Government cuts will claim 28,000 police jobs, the Association of Chief Police Officers (Acpo) has said.
The Acpo estimate for England and Wales has been made in a confidential memo to ministers published in the Guardian.
Acpo predicts the jobs of 12,000 police officers and 16,000 civilian staff will be lost as a result of spending cuts.
Meanwhile, the Winsor review of police pay and conditions to be unveiled on Tuesday is expected to recommend cutting £180m in annual bonuses.
Greater Manchester Chief Constable Peter Fahy confirmed the job loss forecast - representing a reduction of about 12% of posts - to the Guardian.
He said: "We will have fewer staff, the same or more demands, and will need to incentivise staff to produce higher quality."
Pay structure
The government is planning to cut its funding for the police by 20% by 2014-15.
The 43 forces in England and Wales currently employ about 244,000 people, comprising 143,000 police officers and 101,000 civilians.
The review of police pay by former rail regulator Tom Winsor is set to suggest scrapping a series of allowances and bonus payments, and reducing the amount of overtime.
It is also expected to consider areas such as police housing, travel allowances and shift patterns, in an attempt to modernise working practices and make the service more cost-effective.
Acpo said overtime was needed to allow forces "to respond flexibly to any event or crime at any time whether it be a flood, a major murder investigation or public order incident".
BBC home affairs correspondent Danny Shaw says the Acpo figures are the latest and most reliable figures on police job cuts since Chancellor George Osborne's Spending Review last October.
Paul McKeever, chairman of the Police Federation of England and Wales, said the proposed cuts come after a two-year pay freeze for officers.
He told the BBC Radio 4 Today programme: "For many officers it is going to mean them losing their homes or not being able to put the heating on.
"That is the reality for people out there and they are very angry and upset about a government that is out of touch and doesn't understand policing."
Mr McKeever said there was "spin and negative stories coming from Home Office advisers" who used "isolated examples" to suggest officers were regularly claiming excessive and unjustified overtime.
Home Secretary Theresa May has warned that reductions in police pay are "unavoidable" in order to minimise front-line job losses.

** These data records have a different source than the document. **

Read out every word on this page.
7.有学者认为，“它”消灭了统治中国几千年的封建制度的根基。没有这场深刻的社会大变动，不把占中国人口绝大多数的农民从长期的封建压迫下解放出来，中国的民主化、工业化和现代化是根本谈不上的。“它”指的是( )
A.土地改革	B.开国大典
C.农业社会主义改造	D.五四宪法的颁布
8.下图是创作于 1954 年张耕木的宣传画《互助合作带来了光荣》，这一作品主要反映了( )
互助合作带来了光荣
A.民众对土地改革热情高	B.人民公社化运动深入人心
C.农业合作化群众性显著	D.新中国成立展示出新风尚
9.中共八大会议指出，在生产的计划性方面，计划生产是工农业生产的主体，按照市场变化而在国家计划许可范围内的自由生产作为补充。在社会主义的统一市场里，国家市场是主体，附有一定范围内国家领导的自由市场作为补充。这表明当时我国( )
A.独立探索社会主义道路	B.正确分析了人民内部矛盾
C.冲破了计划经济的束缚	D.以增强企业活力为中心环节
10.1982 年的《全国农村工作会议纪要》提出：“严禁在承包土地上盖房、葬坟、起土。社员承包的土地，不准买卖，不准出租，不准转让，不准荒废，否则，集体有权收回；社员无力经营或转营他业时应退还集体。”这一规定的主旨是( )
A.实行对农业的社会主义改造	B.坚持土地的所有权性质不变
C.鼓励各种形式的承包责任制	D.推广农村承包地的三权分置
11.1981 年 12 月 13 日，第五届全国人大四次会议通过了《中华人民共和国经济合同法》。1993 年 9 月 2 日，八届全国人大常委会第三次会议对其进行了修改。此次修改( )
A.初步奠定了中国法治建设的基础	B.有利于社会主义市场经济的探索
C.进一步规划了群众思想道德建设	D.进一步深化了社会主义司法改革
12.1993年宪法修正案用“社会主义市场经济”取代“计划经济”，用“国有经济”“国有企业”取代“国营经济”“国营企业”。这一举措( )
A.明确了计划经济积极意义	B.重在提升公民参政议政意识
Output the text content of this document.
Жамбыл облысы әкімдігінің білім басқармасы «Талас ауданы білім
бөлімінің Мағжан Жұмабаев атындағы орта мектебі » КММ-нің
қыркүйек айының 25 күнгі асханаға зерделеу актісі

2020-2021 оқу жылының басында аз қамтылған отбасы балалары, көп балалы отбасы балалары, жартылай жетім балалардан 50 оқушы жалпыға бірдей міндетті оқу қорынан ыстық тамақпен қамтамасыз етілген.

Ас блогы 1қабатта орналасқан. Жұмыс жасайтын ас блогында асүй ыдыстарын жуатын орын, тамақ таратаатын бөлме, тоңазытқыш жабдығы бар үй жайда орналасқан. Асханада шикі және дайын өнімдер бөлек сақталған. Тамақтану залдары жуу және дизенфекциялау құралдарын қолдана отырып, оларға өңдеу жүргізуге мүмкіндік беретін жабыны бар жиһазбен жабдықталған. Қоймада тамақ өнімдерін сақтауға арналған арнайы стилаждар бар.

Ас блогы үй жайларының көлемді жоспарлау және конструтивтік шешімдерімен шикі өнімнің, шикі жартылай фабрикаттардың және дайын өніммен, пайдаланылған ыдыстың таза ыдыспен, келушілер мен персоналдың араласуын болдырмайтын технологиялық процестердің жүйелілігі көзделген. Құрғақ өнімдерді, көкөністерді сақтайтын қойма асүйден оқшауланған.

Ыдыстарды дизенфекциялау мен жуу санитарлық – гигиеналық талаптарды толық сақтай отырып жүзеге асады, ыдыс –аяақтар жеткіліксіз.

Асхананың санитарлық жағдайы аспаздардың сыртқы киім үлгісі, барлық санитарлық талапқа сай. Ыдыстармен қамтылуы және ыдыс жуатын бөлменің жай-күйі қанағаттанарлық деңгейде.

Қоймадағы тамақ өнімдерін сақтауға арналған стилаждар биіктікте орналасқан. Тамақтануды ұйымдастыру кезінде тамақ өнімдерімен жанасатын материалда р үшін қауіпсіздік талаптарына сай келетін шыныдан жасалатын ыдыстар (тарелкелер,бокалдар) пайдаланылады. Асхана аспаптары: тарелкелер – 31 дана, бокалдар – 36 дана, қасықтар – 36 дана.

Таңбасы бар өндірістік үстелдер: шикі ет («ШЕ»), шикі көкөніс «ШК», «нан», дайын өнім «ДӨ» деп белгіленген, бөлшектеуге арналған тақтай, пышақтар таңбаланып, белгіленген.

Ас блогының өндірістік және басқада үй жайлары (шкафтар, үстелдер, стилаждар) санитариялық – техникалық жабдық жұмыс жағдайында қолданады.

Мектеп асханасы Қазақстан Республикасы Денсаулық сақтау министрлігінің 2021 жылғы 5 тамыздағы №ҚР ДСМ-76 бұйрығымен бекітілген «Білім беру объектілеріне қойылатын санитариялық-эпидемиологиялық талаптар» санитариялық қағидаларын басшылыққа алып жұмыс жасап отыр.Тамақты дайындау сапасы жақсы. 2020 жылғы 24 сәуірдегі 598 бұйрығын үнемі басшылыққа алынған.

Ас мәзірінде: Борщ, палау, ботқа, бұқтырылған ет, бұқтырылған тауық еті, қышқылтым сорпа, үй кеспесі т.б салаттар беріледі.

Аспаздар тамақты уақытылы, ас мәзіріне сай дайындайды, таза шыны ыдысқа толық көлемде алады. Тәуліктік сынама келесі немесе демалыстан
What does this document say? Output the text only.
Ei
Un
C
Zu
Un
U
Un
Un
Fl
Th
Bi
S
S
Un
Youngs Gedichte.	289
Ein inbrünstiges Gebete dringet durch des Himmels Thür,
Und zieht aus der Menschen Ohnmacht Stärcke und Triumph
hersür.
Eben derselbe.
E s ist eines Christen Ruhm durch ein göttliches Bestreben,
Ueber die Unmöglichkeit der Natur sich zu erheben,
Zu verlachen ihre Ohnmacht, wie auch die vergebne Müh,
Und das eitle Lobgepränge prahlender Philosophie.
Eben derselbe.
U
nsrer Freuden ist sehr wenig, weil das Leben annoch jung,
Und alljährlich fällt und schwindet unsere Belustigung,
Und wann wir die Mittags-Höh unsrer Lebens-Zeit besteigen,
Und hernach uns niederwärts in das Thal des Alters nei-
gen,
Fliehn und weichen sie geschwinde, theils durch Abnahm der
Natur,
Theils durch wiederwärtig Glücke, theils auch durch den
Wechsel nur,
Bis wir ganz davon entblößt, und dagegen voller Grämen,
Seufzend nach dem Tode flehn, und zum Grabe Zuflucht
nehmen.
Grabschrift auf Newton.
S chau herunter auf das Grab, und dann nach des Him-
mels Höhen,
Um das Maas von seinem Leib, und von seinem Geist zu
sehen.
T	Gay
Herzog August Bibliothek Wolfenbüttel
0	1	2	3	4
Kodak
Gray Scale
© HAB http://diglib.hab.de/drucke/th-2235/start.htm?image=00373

Speaking at the weekend, she said: "We are working with police forces to identify savings that actually go beyond the reduction on the central policing grant in the next four years.
"I know that some will reject in principle the very idea of reviewing pay and conditions, but I remind them that those savings will save the jobs of thousands of police men and women.
"Nobody is pretending decisions like these will be easy."
'Blind arrogance'
Shadow home secretary Yvette Cooper said the figures were the "latest nail in the coffin for the prime minister's claim that he would protect the front line at all costs".
"Chief constables are being put in an impossible position by a government that seems happy to ride roughshod over public safety and the morale of the police force," she said.
"The government is cutting too far and too fast with 20% frontloaded cuts.
"The home secretary and her ministers have a blind arrogance in their dealings with the police.
"Rather than working with them, they are bludgeoning police numbers, their budgets and their operational capacity."
Blair Gibbs, from the right-leaning think tank Policy Exchange, said the review was "long overdue" as current working arrangements were "outdated".
"We need pay and conditions that reflect the white collar workforce... that we want policing in the 21st Century to be with many more graduates, many more women, more civilian trained staff supporting the police, and that means, ultimately, modern working conditions."
The former deputy assistant commissioner of the Metropolitan Police, Brian Paddick, suggested forces should save money by changing rules on overtime to bring them in line with the private sector.
He told the BBC: "Policing is a very unpredictable business, you never know when you're going to have a major incident for example. But the regulations about overtime are antiquated."